Hello,
The way opengl states are managed in wined3d at the moment is a bit messy and inefficient. Basically it is a mixture of modifying the opengl settings when the application modifies the d3d settings and brute-force applying the rest in drawprim. The situation has got worse with the addition of the DirectDraw blitting code and it is time to clean that up and make it more efficient.
Basically during primitive drawing the opengl setup must equal the one requested by the application. Some things can be translated 1:1, e.g. WINED3DRS_LIGHTINGENABLE to glEnable(GL_LIGHTING). Other things like fog or texture stage states are more complex. Some operations in wined3d, for example unlocking a render target or doing a 2D blt require special opengl settings.
At the moment we have the following situation: * Some things are applied when the app requests a change * Some parts are applied by brute force in drawPrimitive * BltOverride and unlockRect read the old gl states, modify it the way they need it and restore the old states back.

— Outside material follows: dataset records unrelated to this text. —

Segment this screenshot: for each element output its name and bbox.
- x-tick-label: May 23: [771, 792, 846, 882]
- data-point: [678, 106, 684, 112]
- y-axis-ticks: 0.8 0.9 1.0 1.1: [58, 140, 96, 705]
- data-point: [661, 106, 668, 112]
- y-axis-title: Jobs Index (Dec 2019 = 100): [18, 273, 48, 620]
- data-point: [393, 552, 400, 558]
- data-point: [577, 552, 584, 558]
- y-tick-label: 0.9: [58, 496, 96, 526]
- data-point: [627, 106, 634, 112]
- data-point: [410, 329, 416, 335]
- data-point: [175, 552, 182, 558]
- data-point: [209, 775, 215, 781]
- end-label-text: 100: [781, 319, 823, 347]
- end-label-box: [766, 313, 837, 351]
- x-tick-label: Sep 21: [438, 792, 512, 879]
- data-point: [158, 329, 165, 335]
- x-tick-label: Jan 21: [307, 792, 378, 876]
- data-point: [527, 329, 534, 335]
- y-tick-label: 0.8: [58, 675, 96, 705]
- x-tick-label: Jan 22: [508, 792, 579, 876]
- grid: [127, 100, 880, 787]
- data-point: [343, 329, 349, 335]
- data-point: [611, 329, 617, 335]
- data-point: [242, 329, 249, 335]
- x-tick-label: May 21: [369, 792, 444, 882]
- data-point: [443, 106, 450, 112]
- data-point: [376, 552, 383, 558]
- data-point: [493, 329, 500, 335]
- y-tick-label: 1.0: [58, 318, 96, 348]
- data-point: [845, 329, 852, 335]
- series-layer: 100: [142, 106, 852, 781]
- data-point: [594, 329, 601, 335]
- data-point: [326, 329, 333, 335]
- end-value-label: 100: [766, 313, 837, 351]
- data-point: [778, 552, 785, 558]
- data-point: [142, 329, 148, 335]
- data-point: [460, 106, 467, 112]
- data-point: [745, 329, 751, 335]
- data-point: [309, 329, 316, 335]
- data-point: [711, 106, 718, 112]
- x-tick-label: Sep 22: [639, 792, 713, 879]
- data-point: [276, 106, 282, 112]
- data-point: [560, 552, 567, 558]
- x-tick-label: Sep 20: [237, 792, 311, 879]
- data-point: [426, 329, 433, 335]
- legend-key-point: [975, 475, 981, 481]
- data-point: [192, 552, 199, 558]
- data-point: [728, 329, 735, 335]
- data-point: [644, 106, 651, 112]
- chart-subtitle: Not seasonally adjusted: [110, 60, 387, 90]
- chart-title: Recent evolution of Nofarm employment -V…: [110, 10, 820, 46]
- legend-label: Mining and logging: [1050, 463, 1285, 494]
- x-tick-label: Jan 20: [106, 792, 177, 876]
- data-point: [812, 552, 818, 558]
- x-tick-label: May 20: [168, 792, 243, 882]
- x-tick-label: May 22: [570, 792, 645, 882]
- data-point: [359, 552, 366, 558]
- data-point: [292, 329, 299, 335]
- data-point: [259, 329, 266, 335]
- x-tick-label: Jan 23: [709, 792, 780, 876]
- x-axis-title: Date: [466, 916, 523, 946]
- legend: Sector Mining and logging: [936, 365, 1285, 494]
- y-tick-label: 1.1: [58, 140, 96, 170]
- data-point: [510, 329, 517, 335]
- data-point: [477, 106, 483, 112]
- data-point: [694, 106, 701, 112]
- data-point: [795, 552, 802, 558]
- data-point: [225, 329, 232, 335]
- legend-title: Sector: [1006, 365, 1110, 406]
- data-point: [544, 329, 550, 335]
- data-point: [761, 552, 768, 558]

This has some problems: * Setting some things during each drawprim call wastes quite a few resources, due to the loops that and gl calls. * If an application performs only blts(e.g. 2D only app) or only locks the render target(playing a movie) storing and restoring the gl state is a waste of resources * Brute force applying opengl states is likely to re-set the old state unnecessarily. Opengl does not assure that redundant calls are cheap. * if an application sets and resets a state for some reason between 2 drawprim calls that involves 2 not really necessary opengl state switches * Anything else I didn't think of?
I can think of a few ways to solve this: * Do not do any opengl changes in SetRenderState, and apply all states in drawprim. This way UnlockRect and Blt don't have to care for resetting the things they changed and redundant changes can be catched nicely * Apply everything when the app requests to do so, and take as much things out of drawprim. This keeps drawprim small and efficient. * Use a mixed style like it is done with transformed vs untransformed vertex drawing with last_was_rhw. That makes it easy to find out if reapplying anything is needed and frees other functions from resetting everything.

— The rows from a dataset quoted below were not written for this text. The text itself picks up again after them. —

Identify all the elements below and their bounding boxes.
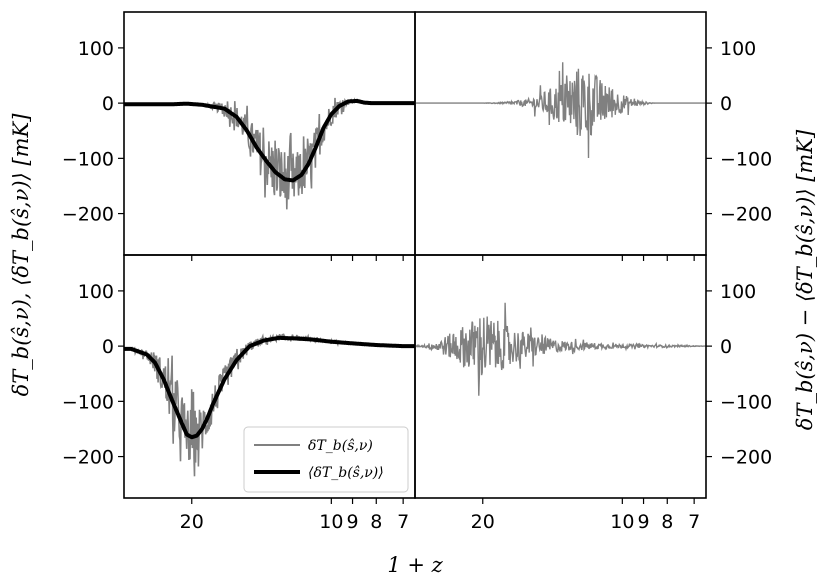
legend: δT_b(ŝ,ν) ⟨δT_b(ŝ,ν)⟩ [243, 426, 409, 493]
series-mean-line [124, 335, 415, 440]
y-tick-label: −200 [62, 204, 114, 226]
y-tick-label: −100 [62, 148, 114, 170]
y-tick-label: −200 [62, 447, 114, 469]
panel-plot-area [415, 62, 706, 159]
x-tick-label: 9 [637, 511, 649, 533]
x-tick-label: 8 [370, 511, 382, 533]
y-tick-label: 100 [720, 281, 756, 303]
series-mean-line [124, 98, 415, 183]
series-residual-line [415, 62, 706, 159]
x-tick-label: 7 [397, 511, 409, 533]
x-tick-label: 10 [319, 511, 343, 533]
y-tick-label: 0 [720, 336, 732, 358]
panel-frame [414, 11, 707, 256]
legend-box [243, 426, 409, 493]
y-tick-label: −200 [720, 447, 772, 469]
legend-label-mean: ⟨δT_b(ŝ,ν)⟩ [308, 465, 384, 481]
panel-top-right: 100 0 −100 −200 [414, 11, 772, 261]
x-tick-label: 9 [346, 511, 358, 533]
panel-bottom-right: 100 0 −100 −200 20 10 9 8 7 [414, 254, 772, 533]
series-residual-line [415, 302, 706, 396]
legend-label-noisy: δT_b(ŝ,ν) [308, 438, 373, 454]
x-tick-label: 8 [661, 511, 673, 533]
x-tick-label: 7 [688, 511, 700, 533]
x-tick-label: 20 [471, 511, 495, 533]
panel-frame [123, 11, 416, 256]
panel-frame [414, 254, 707, 499]
y-tick-label: −100 [720, 148, 772, 170]
panel-plot-area [415, 302, 706, 396]
x-axis-label: 1 + z [387, 553, 443, 577]
panel-top-left: 100 0 −100 −200 [62, 11, 416, 261]
y-tick-label: −200 [720, 204, 772, 226]
y-tick-label: 0 [102, 93, 114, 115]
left-y-axis-label: δT_b(ŝ,ν), ⟨δT_b(ŝ,ν)⟩ [mK] [9, 113, 33, 397]
right-y-axis-label: δT_b(ŝ,ν) − ⟨δT_b(ŝ,ν)⟩ [mK] [793, 129, 817, 430]
panel-plot-area [124, 97, 415, 210]
y-tick-label: 100 [720, 38, 756, 60]
y-tick-label: 0 [102, 336, 114, 358]
y-tick-label: 100 [78, 281, 114, 303]
panel-plot-area [124, 333, 415, 477]
series-noisy-line [124, 97, 415, 210]
x-tick-label: 20 [180, 511, 204, 533]
y-tick-label: −100 [62, 391, 114, 413]
panel-bottom-left: 100 0 −100 −200 20 10 9 8 7 [62, 254, 416, 533]
x-tick-label: 10 [610, 511, 634, 533]
y-tick-label: −100 [720, 391, 772, 413]
y-tick-label: 0 [720, 93, 732, 115]
y-tick-label: 100 [78, 38, 114, 60]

To avoid re-setting an old setting again the current opengl state could be stored in the d3ddevice. I think this should be done in any case, and depending on the nature of some parameters the opengl state or the d3d state should be kept in there(or both). So we shouldn't use a d3d stateblock but instead our own structure where we can add the stuff we need.
I also think we should try to get rid of as much things as possible in drawprim. I do not mean entirely removing it, but having a simple flag which tells if a bigger number of states needs attention, like last_was_rhw does. I think about adding a last_was_blit flag which is set in BltOverride and UnlockRect.
I'm not sure about the texture stage states and sampler states. In d3d the settings seem to be per-stage, while in opengl I think they are per texture. If so we could store the last d3d settings that the texture was used with in the texture too see if we have to reapply them.
A partially related sidenote about drawStridedSlow: It has a loop which iterates through the vertices to draw, and in this loop there are if statements checking which data the vertex contains. So if some data isn't there this is at worst a comparison + a jump. I had a look at the vertex data 3DMark2000 uses and removed checks and handling for the things it didn't use for testing. 3DMark2000 doesn't need drawStridedSlow a lot, but yet the score increased from 4879 to 5013 3DMarks. As a comparison forcing drawStridedFast gets about 5500 3dmarks. The fps in the low detail helicopter test increased from 95.6 to 99.2(105 with drawStridedFast).
Cheers, Stefan
On 6/25/06, Stefan Dösinger stefan@codeweavers.com wrote:
The way opengl states are managed in wined3d at the moment is a bit messy and inefficient.
Agreed. :-)
- Brute force applying opengl states is likely to re-set the old state
unnecessarily. Opengl does not assure that redundant calls are cheap.
- if an application sets and resets a state for some reason between 2 drawprim
calls that involves 2 not really necessary opengl state switches
I have this problem with Fog settings in the case of shaders. If I set & restore the fog states on each drawPrimitive, it will drop the fps from 1250 to about 1000 in the Dolphin demo compared to just setting it once and leaving it. I've been holding off on a patch (pretty much taken from Roderick Colenbrander) for this reason. At the moment in current git, fog is broken when used with shaders (Dolphin demo and Tomb Raider Legend are affected).
I can think of a few ways to solve this:
- Do not do any opengl changes in SetRenderState, and apply all states in
drawprim. This way UnlockRect and Blt don't have to care for resetting the things they changed and redundant changes can be catched nicely
This style is probably the best, since we (hopefully) don't have to change much between drawPrim calls. Just have a function which compares the current GL state to the desired (cached) state, and change only what's necessary. However, some things (as you mentioned) can be changed safely during SetRenderState, and that's outside of the drawPrim loop, so hopefully it's just once per scene. Though, every game acts a bit differently, so it's tough to say how one method will work over another. But the caching method seems the cleanest to me.
To avoid re-setting an old setting again the current opengl state could be stored in the d3ddevice. I think this should be done in any case, and depending on the nature of some parameters the opengl state or the d3d state should be kept in there(or both).
Agreed.
I also think we should try to get rid of as much things as possible in drawprim. I do not mean entirely removing it, but having a simple flag which tells if a bigger number of states needs attention, like last_was_rhw does. I think about adding a last_was_blit flag which is set in BltOverride and UnlockRect.
Yep.
So, let's get a final game plan together and I can start the process with the fog patch, then we can start cleaning up everything else (which will be a fairly large undertaking but can be done in small chunks).
Jason